Lore is the principal ingredient in the appeal of Saratoga Springs, too, although the town doesn’t make nearly the fuss over its racing eminence that Cooperstown does over baseball. You can stroll several blocks down Broadway, which is Saratoga’s main street, all the way to Union Avenue, where the track lies with its wide spread of trees and grass and space, without once being accosted by a store window reminding you that Secretariat raced here or Man o’ War either. Each summer, the best horses on the continent run here six afternoons a week during August, a month when racing occupies neither Belmont nor Aqueduct, the two big New York tracks, and the thoroughbred population moves north.

The migration has been going on for just under 130 years. In 1863, tourists found this new attraction to add to Saratoga’s medicinal mineral springs, which had been famous since colonial days, springs heavily charged with carbonic-acid gas and health-giving minerals. There were gambling casinos then, too, and for half a century it was a leisurely and elegant place to be. Lillian Russell, the belle of the Broadway stage (the other Broadway), sat in a box at the track, and Victor Herbert conducted the orchestra in the fashionable Grand Union Hotel. The story goes that the composer, strolling between numbers under a soft, starlit sky, “caught the sibilance of a woman’s whisper,” as Joe H. Palmer wrote in This Was Racing. With her whisper as a beginning, Herbert penned the classic Kiss Me Again.

Nowadays, there is still an easy feel to Saratoga.

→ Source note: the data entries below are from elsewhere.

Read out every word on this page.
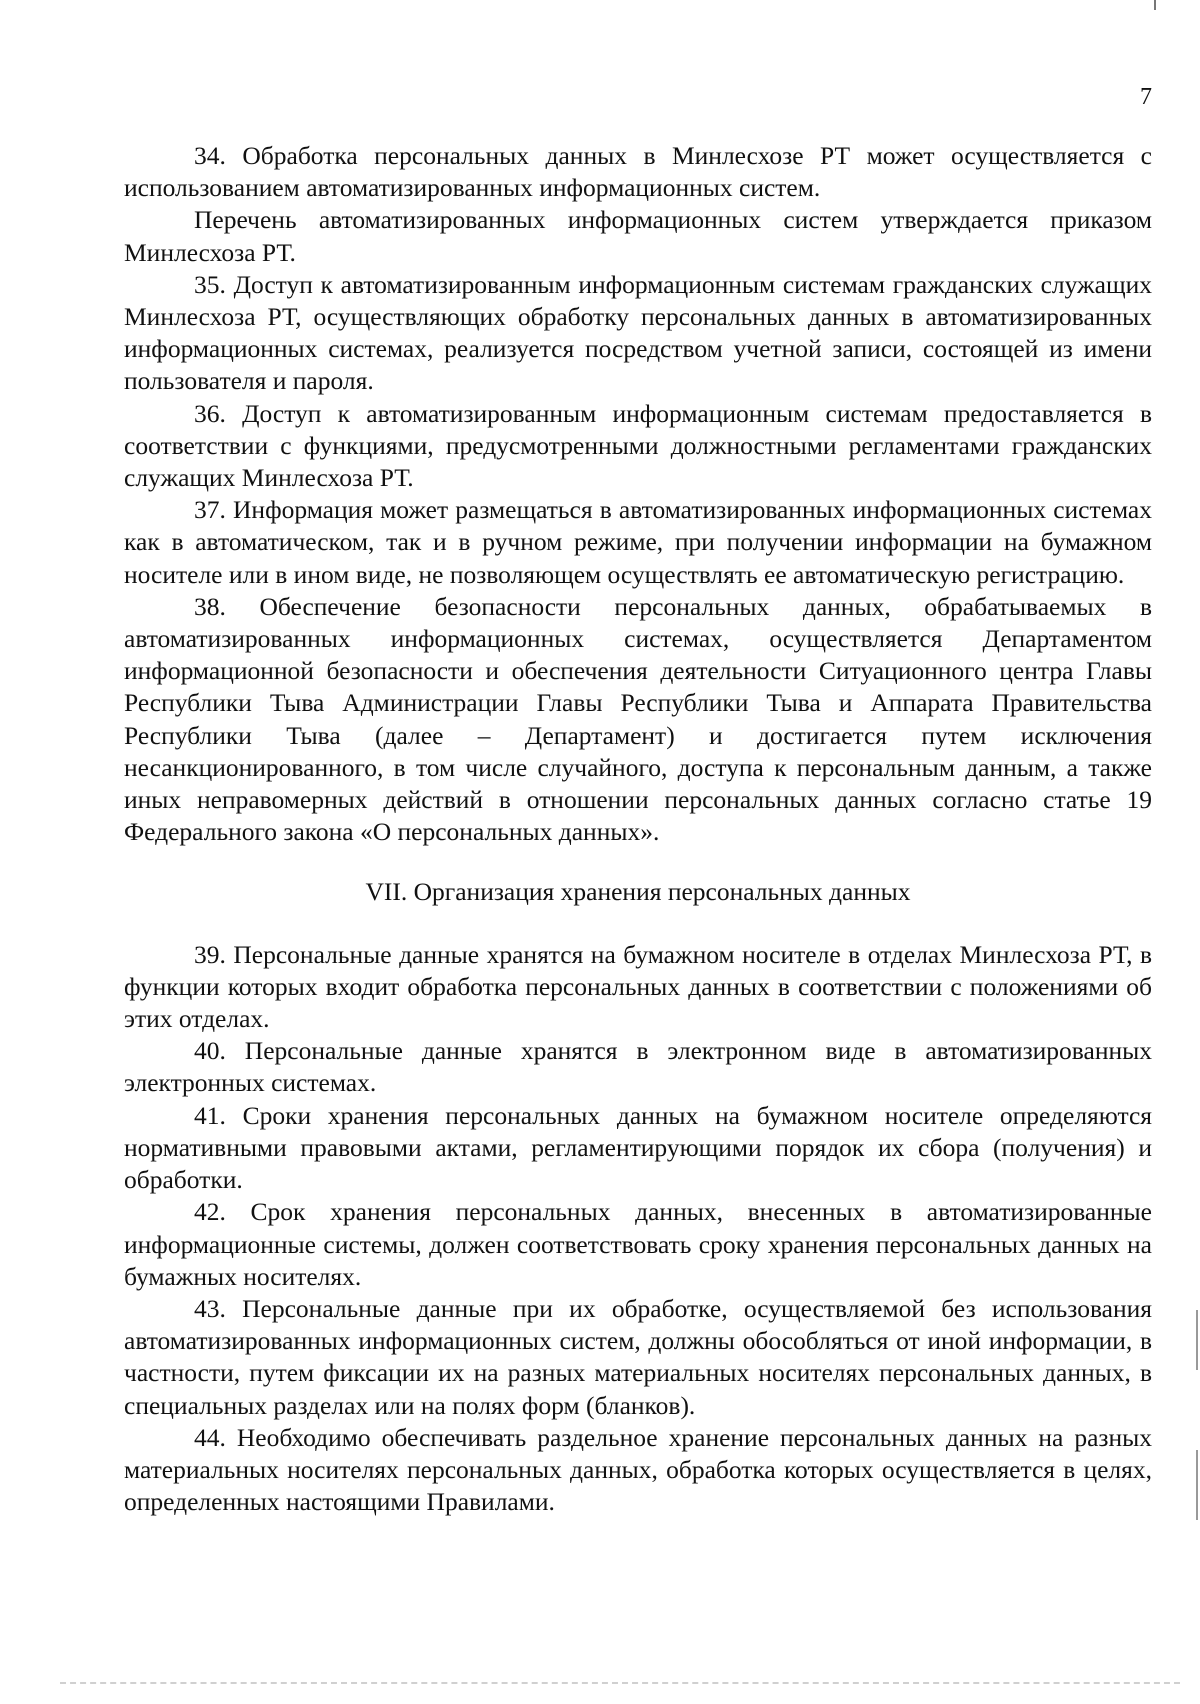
7

34. Обработка персональных данных в Минлесхозе РТ может осуществляется с использованием автоматизированных информационных систем.

Перечень автоматизированных информационных систем утверждается приказом Минлесхоза РТ.

35. Доступ к автоматизированным информационным системам гражданских служащих Минлесхоза РТ, осуществляющих обработку персональных данных в автоматизированных информационных системах, реализуется посредством учетной записи, состоящей из имени пользователя и пароля.

36. Доступ к автоматизированным информационным системам предоставляется в соответствии с функциями, предусмотренными должностными регламентами гражданских служащих Минлесхоза РТ.

37. Информация может размещаться в автоматизированных информационных системах как в автоматическом, так и в ручном режиме, при получении информации на бумажном носителе или в ином виде, не позволяющем осуществлять ее автоматическую регистрацию.

38. Обеспечение безопасности персональных данных, обрабатываемых в автоматизированных информационных системах, осуществляется Департаментом информационной безопасности и обеспечения деятельности Ситуационного центра Главы Республики Тыва Администрации Главы Республики Тыва и Аппарата Правительства Республики Тыва (далее – Департамент) и достигается путем исключения несанкционированного, в том числе случайного, доступа к персональным данным, а также иных неправомерных действий в отношении персональных данных согласно статье 19 Федерального закона «О персональных данных».

VII. Организация хранения персональных данных

39. Персональные данные хранятся на бумажном носителе в отделах Минлесхоза РТ, в функции которых входит обработка персональных данных в соответствии с положениями об этих отделах.

40. Персональные данные хранятся в электронном виде в автоматизированных электронных системах.

41. Сроки хранения персональных данных на бумажном носителе определяются нормативными правовыми актами, регламентирующими порядок их сбора (получения) и обработки.

42. Срок хранения персональных данных, внесенных в автоматизированные информационные системы, должен соответствовать сроку хранения персональных данных на бумажных носителях.

43. Персональные данные при их обработке, осуществляемой без использования автоматизированных информационных систем, должны обособляться от иной информации, в частности, путем фиксации их на разных материальных носителях персональных данных, в специальных разделах или на полях форм (бланков).

44. Необходимо обеспечивать раздельное хранение персональных данных на разных материальных носителях персональных данных, обработка которых осуществляется в целях, определенных настоящими Правилами.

The Grand Union, with its broad veranda where horseplayers often passed an evening buried deep in the next day’s Daily Racing Form, is gone now and a vacant supermarket occupies its old site. There are no gambling devices, either, unless you count the four-legged ones, but there is still a kind of enchanted, genteel air in stately old Saratoga Springs. Of course, this is especially so if you happen to take your imagination with you.